Icy winter weather finally arrived in the U.S. Northeast last week, but demand remained subdued.

U.S. distillate demand, which includes heating fuel, fell 4.1 percent in the past four weeks compared to a year ago, the Energy Information Administration said.

Distillate stocks rose 700,000 barrels, confounding analysts' expectations for an 800,000 barrel decline.

"The distillate build was bearish. I expected a bigger kick up in demand given that the temperatures have dropped so dramatically in the last week," Tim Evans, analyst at Citigroup Global Markets, said.

Domestic crude stocks rose 700,000 barrels, while gasoline inventories climbed four million barrels.

EIA's bearish data helped offset some of the previous session's sharp gains.

Oil jumped 4.7 percent on Tuesday, the biggest daily gain since Nov. 20, on news the United States will build emergency oil reserves.

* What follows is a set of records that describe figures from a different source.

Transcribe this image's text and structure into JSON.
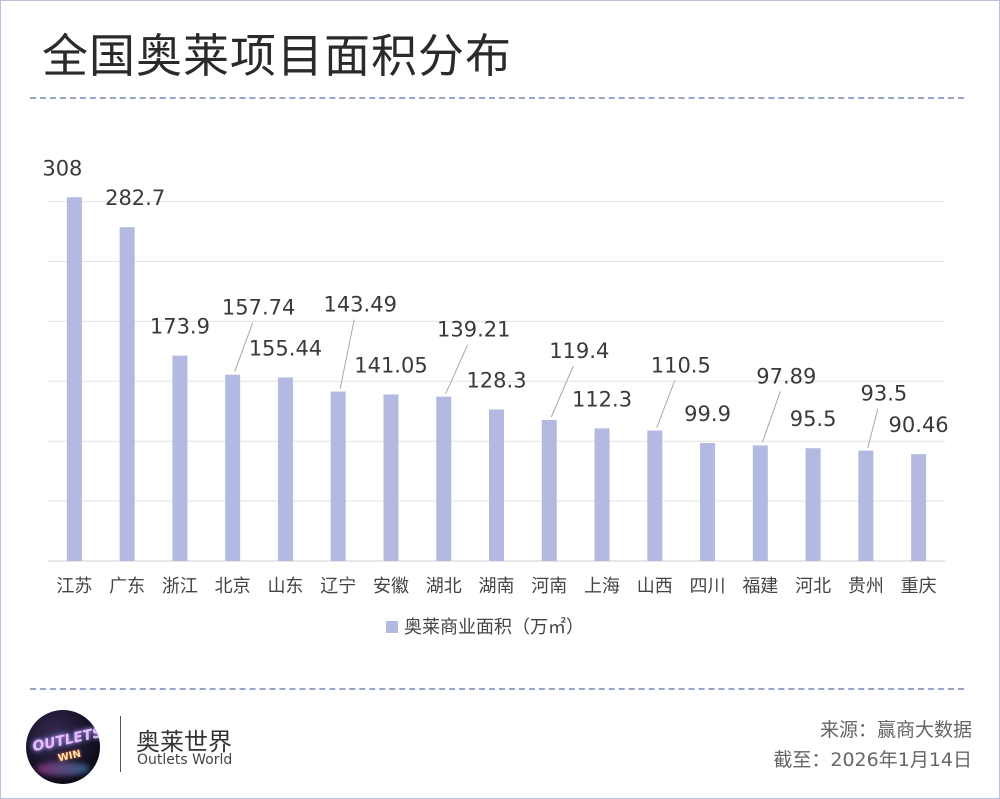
{
  "title": "全国奥莱项目面积分布",
  "chart_data": {
    "type": "bar",
    "title": "",
    "xlabel": "",
    "ylabel": "",
    "ylim": [
      0,
      315
    ],
    "grid": true,
    "legend_position": "bottom",
    "categories": [
      "江苏",
      "广东",
      "浙江",
      "北京",
      "山东",
      "辽宁",
      "安徽",
      "湖北",
      "湖南",
      "河南",
      "上海",
      "山西",
      "四川",
      "福建",
      "河北",
      "贵州",
      "重庆"
    ],
    "series": [
      {
        "name": "奥莱商业面积（万㎡）",
        "color": "#b4b9e2",
        "values": [
          308,
          282.7,
          173.9,
          157.74,
          155.44,
          143.49,
          141.05,
          139.21,
          128.3,
          119.4,
          112.3,
          110.5,
          99.9,
          97.89,
          95.5,
          93.5,
          90.46
        ],
        "labels": [
          "308",
          "282.7",
          "173.9",
          "157.74",
          "155.44",
          "143.49",
          "141.05",
          "139.21",
          "128.3",
          "119.4",
          "112.3",
          "110.5",
          "99.9",
          "97.89",
          "95.5",
          "93.5",
          "90.46"
        ]
      }
    ]
  },
  "brand": {
    "logo_text_1": "OUTLETS",
    "logo_text_2": "WIN",
    "name_cn": "奥莱世界",
    "name_en": "Outlets World"
  },
  "footer": {
    "source": "来源：赢商大数据",
    "date": "截至：2026年1月14日"
  }
}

"The EIA numbers are obviously negative, but we believe the curde prices will remain between $50 to $55," Mike Fitzpatrick, vice president at Fimat USA, said.

The Bush administration said it planned to add 11 million barrels to the country's Strategic Petroleum Reserves (SPR) this spring at a rate of around 100,000 barrels per day (bpd).

"The SPR situation is only short-term supportive. That oil is being stored and does not disappear. In the longer term, it will probably help prices to stabilise at a lower level," Andrew Harrington, a resource analyst at ANZ bank, said.

Oil has fallen about 12 percent so far this month, leaving prices below what OPEC President Mohammed al-Hamli considered a reasonable price.

Hamli said on Tuesday a reasonable price for the group's crude basket was around $55 a barrel. OPEC's reference price is usually valued $5-6 below U.S. crude.

The producer group has all but ruled out an emergency meeting, as it believes prices will stabilise once the market feels the full effect of its 1.7 million bpd output reduction.